You start with paying the highest interest rate which usually correlates to the highest amount owed, you see the money going into your payment, but you don't see the balance decreasing as quickly as you'd like, or as quickly as it takes to keep you motivated.

The problem with the avalanche methods is that the first debt takes so long that the next debt is almost invisible - there is no light at the end of the tunnel and you start to get demotivated and less likely to keep up.

High interest debt + minimum payment + debt avalanche system = debt repayment nightmare

Debt should be avoided at all costs, but if you have it and are trying to truly be completely debt free, this is not the method that works nor do I promote it. It only causes damage to your consistency, confidence and personal finance, nor does it allow you a space to prepare for the future and save money.

Let's Recap

Both the debt avalanche and the debt snowball method can be used to pay debts. While debts of any kind should be avoided, the debt snowball method is the quickest and most rewarding way to pay off your debt and free up your finances.

The biggest difference between the two is that the snowball method utilizes paying on the debts with the smallest balance first and then moving up to the larger balance.

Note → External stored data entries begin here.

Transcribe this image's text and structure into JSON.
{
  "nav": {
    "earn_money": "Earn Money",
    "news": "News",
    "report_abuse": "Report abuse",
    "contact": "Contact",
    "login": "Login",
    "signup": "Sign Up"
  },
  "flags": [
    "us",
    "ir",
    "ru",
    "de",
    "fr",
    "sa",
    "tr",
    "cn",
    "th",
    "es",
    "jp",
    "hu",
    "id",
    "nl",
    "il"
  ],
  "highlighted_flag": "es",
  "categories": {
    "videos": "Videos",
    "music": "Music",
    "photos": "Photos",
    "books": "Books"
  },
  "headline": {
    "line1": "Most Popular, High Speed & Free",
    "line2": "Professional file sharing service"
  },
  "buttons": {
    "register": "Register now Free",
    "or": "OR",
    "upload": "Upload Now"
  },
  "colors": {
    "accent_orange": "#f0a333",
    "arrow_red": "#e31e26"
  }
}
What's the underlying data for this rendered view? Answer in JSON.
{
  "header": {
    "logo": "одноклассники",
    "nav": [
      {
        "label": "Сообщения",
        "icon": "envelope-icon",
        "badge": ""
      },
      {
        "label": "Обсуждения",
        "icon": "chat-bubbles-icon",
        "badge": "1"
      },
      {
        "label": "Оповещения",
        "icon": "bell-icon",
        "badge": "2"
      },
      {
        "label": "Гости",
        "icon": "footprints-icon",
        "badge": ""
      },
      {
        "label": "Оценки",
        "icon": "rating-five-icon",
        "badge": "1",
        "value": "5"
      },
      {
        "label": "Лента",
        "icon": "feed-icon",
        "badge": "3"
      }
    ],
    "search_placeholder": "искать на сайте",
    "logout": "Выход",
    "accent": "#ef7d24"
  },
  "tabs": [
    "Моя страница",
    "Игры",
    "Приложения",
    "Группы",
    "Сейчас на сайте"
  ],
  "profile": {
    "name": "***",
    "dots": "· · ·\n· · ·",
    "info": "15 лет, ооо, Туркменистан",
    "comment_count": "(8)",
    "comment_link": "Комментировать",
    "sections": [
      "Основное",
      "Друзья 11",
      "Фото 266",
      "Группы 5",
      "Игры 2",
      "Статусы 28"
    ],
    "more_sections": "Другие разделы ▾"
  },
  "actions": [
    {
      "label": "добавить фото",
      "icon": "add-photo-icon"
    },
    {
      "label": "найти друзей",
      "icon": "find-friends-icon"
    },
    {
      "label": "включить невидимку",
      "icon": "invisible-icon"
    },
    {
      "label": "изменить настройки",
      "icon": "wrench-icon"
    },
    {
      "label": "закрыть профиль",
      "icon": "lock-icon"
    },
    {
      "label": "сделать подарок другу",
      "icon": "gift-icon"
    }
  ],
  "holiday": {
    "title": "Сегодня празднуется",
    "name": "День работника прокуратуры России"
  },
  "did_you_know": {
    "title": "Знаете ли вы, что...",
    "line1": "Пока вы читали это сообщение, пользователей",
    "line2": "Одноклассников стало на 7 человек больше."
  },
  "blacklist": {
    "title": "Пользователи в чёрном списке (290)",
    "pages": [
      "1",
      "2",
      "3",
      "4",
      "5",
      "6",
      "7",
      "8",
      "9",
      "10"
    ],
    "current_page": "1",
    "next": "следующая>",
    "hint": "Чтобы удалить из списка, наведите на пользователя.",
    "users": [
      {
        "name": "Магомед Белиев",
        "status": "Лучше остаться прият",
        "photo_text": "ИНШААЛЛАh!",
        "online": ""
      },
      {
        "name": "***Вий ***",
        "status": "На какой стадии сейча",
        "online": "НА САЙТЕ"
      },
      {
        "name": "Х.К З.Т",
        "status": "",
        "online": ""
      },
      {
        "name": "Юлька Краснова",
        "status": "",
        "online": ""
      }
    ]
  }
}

This keeps you consistent and motivated because you're able to see results fast and it's extremely satisfying to see the light at the end of the tunnel when it comes to getting out of debt.

In comparison, the debt avalanche method utilizes paying on the debts with the higher interest and working your way up to the smaller interest debt. This method tends to demotivate you because it forces you to start with the highest amount owed and it's hard to see any progress, let alone fast progress. It doesn't allow you to see the light at the end of the tunnel and this method takes way longer to reach your goals.

So, while all debt should be avoided, if necessary it's best to use the debt snowball method in order to pay off debt, start to save money, and build a future of wealth for yourself.